Advances in the use of exosomes for the treatment of ALI/ARDS

Abstract

Acute lung injury (ALI)/acute respiratory distress syndrome (ARDS) is a critical clinical syndrome with high morbidity and mortality. Currently, the primary treatment for ALI/ARDS is mainly symptomatic therapy such as mechanical ventilation and fluid management. Due to the lack of effective treatment strategies, most ALI/ARDS patients face a poor prognosis. The discovery of exosomes has created a promising prospect for the treatment of ALI/ARDS. Exosomes can exert anti-inflammatory effects, inhibit apoptosis, and promote cell regeneration. The microRNA contained in exosomes can participate in intercellular communication and play an immunomodulatory role in ALI/ARDS disease models. This review discusses the possible mechanisms of exosomes in ALI/ARDS to facilitate the development of innovative treatments for ALI/ARDS.

Keywords: acute lung injury; acute respiratory distress syndrome; exosomes; inflammation; treatment.

Figure 1

The source, formation process and surface markers of exosomes and the way of entering cells. Exosomes are derived from a variety of body fluids, such as saliva, breast milk, bronchoalveolar lavage fluid, urine, sweat, blood and plasma. CD9, CD63, CD81, TSG101, Alix and HSP70 are the most common exosome surface-specific protein markers. Early endosomes germinate to form multivesicular bodies containing multiple luminal vesicles, the binding of multivesicular bodies to lysosomes results in material degradation. In contrast, fusion with the cytoplasmic membrane leads to the release of intraluminal vesicles outside the cell. These intraluminal vesicles are called exosomes. Exosomes can directly fuse with the cell membrane of target cells, or uptaken by target cells through endocytosis.

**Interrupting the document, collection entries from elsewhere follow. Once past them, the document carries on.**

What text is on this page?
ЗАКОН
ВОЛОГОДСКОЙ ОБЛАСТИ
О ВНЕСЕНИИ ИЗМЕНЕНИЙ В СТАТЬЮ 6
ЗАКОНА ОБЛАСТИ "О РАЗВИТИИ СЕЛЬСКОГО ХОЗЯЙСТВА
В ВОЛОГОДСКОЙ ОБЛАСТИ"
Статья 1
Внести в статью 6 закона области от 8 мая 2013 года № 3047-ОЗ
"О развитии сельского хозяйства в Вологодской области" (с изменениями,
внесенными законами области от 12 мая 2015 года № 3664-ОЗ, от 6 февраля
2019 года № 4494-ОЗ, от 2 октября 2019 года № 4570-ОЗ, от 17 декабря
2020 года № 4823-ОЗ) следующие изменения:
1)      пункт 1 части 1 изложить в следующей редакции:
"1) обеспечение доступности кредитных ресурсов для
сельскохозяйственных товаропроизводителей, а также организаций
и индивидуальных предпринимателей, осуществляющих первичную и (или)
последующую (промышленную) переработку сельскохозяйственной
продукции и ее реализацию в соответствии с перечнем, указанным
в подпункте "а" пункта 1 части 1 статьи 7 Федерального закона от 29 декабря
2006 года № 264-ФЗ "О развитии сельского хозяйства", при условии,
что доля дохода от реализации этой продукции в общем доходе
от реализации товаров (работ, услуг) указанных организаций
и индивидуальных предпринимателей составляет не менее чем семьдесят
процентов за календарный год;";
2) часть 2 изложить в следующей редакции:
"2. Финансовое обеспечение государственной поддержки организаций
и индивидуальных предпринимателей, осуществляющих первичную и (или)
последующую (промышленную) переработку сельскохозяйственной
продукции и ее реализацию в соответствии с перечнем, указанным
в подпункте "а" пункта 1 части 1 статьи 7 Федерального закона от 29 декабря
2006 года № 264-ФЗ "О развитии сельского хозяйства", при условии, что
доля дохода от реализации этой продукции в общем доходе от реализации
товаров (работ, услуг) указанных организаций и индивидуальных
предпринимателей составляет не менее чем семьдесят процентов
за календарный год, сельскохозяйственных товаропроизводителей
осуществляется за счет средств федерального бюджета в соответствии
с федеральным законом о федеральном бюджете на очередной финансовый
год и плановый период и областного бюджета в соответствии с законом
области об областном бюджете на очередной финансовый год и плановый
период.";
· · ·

In addition, exosomes can also bind to specific receptors on the surface of target cells.

Figure 2

Biological effects of exosomes. The biological effects of exosomes include anti-inflammatory, anti-apoptotic and cell regeneration promoting effects. The anti-inflammatory effect of exosomes is reflected in the inhibition of the secretion of inflammatory cytokines such as TNF-α, IL-1β, IL-6, and MMP-9 and increased secretion of anti-inflammatory cytokines such as IL-10. In addition, exosomes can upregulate the expression of M2 macrophage markers such as CD206 and Arg-1, and then promote enhanced secretion of IL-10 and TSG-6 by macrophages. Moreover, MSCs-derived exosomes can inhibit the differentiation of T cells to Th17 cells and increase the level of Treg cells. They can also reduce neutrophil aggregation. Besides, exosomes can improve apoptosis of alveolar endothelial cells by inhibiting the expression of caspase-3, 8 and 9. MSCs-derived exosomes can also inhibit apoptosis of alveolar epithelial cells by inhibiting mitochondrial DNA damage and the activation of NLRP3 inflammasome, or by upregulating SIRT1 expression. Lastly, The pro-regenerative effects of exosomes were demonstrated promoting endogenous angiogenesis; promoting bone regeneration through activation of AKT/mTOR pathway and promoting fracture healing through HIF-1α-mediated angiogenesis. In addition, exosomes promoted hepatocyte proliferation, lung endothelial cell proliferation and alveolar epithelial cell barrier repair as well as the survival and proliferation of ATII cells and facilitate the re-epithelialization of damaged alveolar epithelial cells. These are the effects exosomes play in the in vitro and in vivo models.

Figure 3

Mechanisms by which exosomes attenuate ALI/ARDS and thus exert pulmonary protective effects. The potential therapeutic mechanisms of exosomes in the treatment of ALI/ARDS include transferring miRNA, participating in signal pathway transduction, and regulating mitochondrial function.